Harrison Ford Wasn't The Only Person Injured On The Set Of Star Wars: The Force Awakens

Despite a rather accident-prone year, the 73 year-old Harrison Ford is chugging along nicely, stoking plenty of fan excitement with his surreal reprisal of Han Solo in the upcoming Star Wars: Episode VII: The Force Awakens. Unfortunately for director J.J. Abrams, who tried to help Ford after his on-set leg injury last year, he got a firsthand lesson about the ironic dangers of grace-deprived good intentions when he suffered an injury of his own.

Appearing last night on The Daily Show with Jon Stewart, Abrams was detracted from his intended capacity as a producer on Mission: Impossible – Rogue Nation to promote said movie, when the Star Wars fanboy in Stewart shifted topic. While remaining mum on any substantive details, the conversation lead Abrams into a rather interesting anecdote about Ford’s real-life innate baddassery. According to Abrams:

The guy is like a real-life superhero. He should have the Marvel logo above his name.
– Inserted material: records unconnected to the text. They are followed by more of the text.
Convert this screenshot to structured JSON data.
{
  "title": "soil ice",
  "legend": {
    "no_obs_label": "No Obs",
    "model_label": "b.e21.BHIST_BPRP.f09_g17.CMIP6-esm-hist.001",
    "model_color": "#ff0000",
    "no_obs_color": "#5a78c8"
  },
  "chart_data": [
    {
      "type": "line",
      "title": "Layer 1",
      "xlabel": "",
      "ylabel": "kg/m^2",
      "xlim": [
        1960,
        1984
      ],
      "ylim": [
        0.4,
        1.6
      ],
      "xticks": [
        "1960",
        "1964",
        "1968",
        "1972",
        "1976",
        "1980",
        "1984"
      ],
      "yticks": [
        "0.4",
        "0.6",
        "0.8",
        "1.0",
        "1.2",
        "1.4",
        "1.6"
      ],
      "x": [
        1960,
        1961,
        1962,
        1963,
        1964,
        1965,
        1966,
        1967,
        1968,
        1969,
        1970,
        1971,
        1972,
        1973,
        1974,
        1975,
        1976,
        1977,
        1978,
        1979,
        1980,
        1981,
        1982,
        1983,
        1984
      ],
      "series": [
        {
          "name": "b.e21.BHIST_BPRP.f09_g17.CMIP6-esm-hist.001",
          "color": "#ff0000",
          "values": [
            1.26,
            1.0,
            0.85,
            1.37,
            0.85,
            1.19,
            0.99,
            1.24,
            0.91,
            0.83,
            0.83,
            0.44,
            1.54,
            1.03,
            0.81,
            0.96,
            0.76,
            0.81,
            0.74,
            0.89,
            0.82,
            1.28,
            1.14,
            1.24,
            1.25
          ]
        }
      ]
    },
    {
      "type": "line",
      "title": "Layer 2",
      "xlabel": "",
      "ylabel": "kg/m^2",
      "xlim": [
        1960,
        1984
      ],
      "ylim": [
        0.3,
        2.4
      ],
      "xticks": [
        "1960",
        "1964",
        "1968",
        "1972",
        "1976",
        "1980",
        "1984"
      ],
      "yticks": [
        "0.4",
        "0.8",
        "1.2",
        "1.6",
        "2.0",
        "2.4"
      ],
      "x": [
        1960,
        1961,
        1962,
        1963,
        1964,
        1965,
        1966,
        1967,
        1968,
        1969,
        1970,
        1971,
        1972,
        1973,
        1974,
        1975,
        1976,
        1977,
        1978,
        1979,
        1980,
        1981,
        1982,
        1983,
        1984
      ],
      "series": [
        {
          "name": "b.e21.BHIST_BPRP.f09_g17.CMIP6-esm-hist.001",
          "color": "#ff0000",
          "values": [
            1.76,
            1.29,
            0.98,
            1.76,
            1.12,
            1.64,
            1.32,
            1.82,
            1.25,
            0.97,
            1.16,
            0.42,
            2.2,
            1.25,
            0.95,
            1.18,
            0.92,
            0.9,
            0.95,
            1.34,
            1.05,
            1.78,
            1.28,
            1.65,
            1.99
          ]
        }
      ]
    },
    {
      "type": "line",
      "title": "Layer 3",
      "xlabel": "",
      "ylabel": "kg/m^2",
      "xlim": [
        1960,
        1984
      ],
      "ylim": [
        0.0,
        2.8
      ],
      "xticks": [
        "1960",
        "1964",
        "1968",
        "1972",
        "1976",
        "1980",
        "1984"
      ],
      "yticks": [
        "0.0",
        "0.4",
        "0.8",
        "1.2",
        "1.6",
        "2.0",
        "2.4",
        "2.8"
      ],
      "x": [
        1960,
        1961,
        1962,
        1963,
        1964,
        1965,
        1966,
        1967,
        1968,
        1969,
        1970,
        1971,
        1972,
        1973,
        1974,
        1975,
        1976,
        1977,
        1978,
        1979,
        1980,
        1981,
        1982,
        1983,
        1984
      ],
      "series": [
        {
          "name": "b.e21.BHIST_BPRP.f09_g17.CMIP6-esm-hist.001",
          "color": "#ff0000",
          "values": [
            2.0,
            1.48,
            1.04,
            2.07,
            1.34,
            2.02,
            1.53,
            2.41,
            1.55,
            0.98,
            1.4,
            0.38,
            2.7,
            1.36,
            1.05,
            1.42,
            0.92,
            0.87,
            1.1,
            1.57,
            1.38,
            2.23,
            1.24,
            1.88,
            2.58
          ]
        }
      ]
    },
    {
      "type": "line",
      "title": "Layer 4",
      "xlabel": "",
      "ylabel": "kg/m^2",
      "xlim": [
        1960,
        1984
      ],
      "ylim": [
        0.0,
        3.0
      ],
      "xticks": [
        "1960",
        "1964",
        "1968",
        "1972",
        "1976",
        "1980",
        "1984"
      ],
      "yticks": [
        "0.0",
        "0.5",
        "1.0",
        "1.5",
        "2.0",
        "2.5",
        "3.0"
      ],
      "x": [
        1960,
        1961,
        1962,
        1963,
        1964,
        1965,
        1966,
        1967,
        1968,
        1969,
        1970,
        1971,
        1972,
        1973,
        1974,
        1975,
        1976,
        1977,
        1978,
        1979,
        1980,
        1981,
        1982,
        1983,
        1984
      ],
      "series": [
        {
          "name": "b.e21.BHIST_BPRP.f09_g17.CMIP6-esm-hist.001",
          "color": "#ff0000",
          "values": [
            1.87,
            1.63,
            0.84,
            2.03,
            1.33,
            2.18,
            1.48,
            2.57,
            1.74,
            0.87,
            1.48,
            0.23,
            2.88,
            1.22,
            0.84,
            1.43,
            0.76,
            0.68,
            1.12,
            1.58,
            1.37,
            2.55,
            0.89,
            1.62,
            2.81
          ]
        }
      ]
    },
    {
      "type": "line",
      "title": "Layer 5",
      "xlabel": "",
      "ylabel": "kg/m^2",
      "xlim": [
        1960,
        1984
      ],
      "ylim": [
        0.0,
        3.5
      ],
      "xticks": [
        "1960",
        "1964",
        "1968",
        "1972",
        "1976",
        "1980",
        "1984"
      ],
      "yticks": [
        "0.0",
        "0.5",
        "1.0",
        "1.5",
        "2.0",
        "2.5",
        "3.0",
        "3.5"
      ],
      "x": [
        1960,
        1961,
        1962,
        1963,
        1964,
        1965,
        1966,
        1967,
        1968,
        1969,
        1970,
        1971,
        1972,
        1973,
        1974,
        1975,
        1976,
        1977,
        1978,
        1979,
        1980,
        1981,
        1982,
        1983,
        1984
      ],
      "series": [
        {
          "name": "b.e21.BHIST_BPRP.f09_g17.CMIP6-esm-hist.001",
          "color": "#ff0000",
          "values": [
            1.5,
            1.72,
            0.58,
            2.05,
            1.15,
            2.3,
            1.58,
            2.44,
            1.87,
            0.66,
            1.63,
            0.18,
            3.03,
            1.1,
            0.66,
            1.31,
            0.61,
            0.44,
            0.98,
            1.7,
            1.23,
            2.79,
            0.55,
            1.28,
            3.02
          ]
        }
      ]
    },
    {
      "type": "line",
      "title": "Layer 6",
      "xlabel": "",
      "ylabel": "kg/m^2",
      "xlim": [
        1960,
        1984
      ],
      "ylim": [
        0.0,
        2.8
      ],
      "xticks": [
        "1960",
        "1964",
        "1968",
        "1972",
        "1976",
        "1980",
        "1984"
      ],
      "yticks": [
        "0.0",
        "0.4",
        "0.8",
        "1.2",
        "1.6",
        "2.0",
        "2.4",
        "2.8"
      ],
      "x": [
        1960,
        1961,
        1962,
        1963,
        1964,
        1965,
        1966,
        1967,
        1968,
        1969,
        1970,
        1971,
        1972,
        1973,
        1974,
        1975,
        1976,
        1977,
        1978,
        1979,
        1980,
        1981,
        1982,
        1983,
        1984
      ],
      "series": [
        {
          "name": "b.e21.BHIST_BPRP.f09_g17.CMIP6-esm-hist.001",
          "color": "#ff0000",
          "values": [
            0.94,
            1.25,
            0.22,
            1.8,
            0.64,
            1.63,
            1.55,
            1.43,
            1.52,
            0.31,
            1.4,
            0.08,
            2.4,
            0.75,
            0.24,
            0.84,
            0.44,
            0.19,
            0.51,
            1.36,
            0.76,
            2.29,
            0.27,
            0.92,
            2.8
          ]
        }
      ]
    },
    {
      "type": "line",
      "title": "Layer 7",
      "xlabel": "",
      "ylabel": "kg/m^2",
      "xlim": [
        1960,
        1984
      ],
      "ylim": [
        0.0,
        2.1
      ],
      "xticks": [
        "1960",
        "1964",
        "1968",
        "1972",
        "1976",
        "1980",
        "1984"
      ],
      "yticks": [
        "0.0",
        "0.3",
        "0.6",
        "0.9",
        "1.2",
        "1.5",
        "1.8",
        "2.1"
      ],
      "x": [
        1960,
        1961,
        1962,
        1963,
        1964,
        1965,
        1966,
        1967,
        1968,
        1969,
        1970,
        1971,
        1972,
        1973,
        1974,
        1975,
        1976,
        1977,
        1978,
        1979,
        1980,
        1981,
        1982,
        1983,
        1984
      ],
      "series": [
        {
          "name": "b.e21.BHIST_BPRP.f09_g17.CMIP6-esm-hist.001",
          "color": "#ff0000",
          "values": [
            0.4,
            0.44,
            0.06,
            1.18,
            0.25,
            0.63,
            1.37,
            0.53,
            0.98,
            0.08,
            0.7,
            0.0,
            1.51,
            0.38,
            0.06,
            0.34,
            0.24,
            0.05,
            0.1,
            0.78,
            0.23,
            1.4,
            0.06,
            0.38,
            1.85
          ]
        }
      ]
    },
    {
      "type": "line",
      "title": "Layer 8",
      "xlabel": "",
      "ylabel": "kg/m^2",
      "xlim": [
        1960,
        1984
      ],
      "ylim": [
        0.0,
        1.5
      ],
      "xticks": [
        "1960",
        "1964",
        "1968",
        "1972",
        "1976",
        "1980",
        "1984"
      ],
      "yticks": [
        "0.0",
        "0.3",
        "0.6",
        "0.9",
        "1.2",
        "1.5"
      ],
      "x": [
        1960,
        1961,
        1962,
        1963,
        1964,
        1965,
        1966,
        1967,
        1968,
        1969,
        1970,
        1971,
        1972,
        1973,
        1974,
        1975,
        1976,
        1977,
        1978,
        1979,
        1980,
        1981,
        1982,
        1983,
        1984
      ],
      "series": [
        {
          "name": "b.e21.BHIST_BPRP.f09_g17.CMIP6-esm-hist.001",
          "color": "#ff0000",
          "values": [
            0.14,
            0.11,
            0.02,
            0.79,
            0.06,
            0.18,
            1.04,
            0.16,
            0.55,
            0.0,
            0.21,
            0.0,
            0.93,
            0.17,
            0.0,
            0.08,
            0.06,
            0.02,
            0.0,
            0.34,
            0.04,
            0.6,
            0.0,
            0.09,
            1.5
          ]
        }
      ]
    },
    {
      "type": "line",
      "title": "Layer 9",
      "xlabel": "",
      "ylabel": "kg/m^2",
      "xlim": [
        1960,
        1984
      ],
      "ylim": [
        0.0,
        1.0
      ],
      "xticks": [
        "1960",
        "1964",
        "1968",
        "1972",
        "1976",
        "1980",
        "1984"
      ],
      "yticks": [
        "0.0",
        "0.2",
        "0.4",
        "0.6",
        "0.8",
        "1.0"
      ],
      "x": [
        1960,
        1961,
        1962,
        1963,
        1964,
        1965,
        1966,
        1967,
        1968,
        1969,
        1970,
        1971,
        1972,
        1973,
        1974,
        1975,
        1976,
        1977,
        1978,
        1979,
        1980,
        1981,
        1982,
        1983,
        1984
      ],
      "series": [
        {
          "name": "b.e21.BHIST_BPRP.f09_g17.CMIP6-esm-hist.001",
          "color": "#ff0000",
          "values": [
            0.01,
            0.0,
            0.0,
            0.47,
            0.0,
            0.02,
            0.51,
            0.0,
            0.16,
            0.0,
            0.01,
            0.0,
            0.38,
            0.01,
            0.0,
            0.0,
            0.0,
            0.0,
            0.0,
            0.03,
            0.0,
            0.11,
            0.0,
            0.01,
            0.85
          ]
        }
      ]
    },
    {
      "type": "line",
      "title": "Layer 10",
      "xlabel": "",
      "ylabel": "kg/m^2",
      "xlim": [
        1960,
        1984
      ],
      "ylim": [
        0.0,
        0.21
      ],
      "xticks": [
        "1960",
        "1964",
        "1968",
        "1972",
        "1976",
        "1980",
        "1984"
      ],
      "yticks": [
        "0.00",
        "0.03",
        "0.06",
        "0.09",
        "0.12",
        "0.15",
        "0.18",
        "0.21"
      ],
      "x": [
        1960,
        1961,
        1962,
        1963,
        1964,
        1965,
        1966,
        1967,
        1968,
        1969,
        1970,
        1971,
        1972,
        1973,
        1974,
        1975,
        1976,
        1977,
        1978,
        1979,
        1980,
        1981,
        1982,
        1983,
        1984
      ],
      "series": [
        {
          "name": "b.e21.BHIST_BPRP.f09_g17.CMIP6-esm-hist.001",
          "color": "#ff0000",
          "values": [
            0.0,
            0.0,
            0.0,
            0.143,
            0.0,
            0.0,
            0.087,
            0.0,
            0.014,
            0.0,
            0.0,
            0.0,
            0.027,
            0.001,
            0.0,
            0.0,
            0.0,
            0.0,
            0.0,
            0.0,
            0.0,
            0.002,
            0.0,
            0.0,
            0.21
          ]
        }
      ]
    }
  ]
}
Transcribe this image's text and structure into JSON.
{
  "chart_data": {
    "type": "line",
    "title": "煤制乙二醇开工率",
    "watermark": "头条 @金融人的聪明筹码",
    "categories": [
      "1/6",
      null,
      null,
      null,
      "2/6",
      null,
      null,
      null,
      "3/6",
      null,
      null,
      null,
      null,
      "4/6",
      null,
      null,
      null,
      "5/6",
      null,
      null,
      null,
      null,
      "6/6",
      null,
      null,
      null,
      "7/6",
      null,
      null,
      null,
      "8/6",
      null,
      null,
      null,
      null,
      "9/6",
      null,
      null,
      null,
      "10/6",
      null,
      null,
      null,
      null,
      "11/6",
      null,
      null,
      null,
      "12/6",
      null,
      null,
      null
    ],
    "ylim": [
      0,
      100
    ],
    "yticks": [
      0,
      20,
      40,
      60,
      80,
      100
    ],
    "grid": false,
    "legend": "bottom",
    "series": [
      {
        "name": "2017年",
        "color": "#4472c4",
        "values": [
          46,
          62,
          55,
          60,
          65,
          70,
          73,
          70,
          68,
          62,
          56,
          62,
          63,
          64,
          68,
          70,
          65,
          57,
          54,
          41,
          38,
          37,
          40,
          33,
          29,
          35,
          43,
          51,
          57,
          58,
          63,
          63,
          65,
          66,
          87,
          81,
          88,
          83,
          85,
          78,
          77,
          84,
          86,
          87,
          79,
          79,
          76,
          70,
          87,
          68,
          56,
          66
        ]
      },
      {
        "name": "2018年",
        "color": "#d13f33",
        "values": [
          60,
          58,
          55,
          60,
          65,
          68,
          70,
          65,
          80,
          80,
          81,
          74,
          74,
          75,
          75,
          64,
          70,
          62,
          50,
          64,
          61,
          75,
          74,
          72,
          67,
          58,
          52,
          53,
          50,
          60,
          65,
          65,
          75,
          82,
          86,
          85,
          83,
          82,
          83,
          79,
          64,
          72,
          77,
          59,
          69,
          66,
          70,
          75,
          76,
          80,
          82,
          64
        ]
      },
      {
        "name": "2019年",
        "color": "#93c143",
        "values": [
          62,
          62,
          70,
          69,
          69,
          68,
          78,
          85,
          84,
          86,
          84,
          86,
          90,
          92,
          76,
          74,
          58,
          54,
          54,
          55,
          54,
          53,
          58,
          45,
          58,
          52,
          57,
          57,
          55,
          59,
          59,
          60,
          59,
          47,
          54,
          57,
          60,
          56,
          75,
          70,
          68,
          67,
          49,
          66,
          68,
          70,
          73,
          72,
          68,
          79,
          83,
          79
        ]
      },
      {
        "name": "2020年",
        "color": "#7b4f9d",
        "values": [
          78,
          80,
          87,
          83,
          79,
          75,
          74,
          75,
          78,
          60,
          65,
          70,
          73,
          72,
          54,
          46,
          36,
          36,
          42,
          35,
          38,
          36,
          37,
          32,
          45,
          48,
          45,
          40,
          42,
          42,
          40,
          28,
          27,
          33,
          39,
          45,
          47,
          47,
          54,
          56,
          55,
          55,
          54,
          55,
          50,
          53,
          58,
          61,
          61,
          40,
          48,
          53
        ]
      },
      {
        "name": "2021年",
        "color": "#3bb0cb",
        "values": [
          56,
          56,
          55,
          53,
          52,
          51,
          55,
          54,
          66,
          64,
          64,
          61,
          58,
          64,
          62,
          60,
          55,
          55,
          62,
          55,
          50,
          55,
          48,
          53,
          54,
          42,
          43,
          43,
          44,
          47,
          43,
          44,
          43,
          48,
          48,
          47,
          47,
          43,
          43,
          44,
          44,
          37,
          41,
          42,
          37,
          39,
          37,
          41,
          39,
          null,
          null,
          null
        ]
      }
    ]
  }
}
Abrams further explained that he was actually on hand on The Force Awakens set last year at the time Ford suffered a gruesome injury in which a hydraulic-powered door trapped, broke and twisted his ankle 90 degrees. Ford was apparently lying on the floor calm, even cracking jokes, despite the horrendous circumstances. Yet Abrams, not afraid to roll up his sleeves and pitch in to the manual labor-intensive effort of lifting the downed door, ended up providing substantive proof to the saying, "no good deed goes unpunished" when he felt an ominous pop in his back.

A doctor visit a few days later revealed that the "pop" in question was actually attributed to the sound of the director’s strained L4 breaking. Possibly not wanting to further stoke the circus of media speculation regarding the status of The Force Awakens that erupted after Ford’s injury was made public, Abrams kept his own injury on the down-low, secretly wearing a back-brace underneath his clothes for months. However, in an insanely ironic moment a few months after the incident(s), Harrison Ford arrived back on the set, spry as ever, sprinting across the stage to a still-injured Abrams in a way he describes as "faster than I will ever run." As Abrams describes this moment before going into his best Woody Allen impression:

I felt like the most nebbishy Jewish director ever. He’s a Miracle Man, and I’m like, ‘Excuse me, Mr. Darth Vader, could you be more evil?'"

As much as it sounds like some type of Chuck Norris-esque, meme-centric hyperbole, the almost comical constitution of Harrison Ford has been proven to be genuine after having not only come back quickly from a ghastly ankle injury, but later experiencing a crash landing of the single-engine plane he was piloting in March. Apparently even that horrendous incident was not enough to keep Ford down for the count long, as he recovered quickly and even showed up at Comic-Con a few short months later no worse for wear.

For J.J. Abrams, however, it seems that even basking in that badassery resulted in a residual rampage of misfortune that broke his back. Thankfully, he can at least hold his head high that it didn’t stop him from completing The Force Awakens, as it readies it highly-anticipated release on December 18.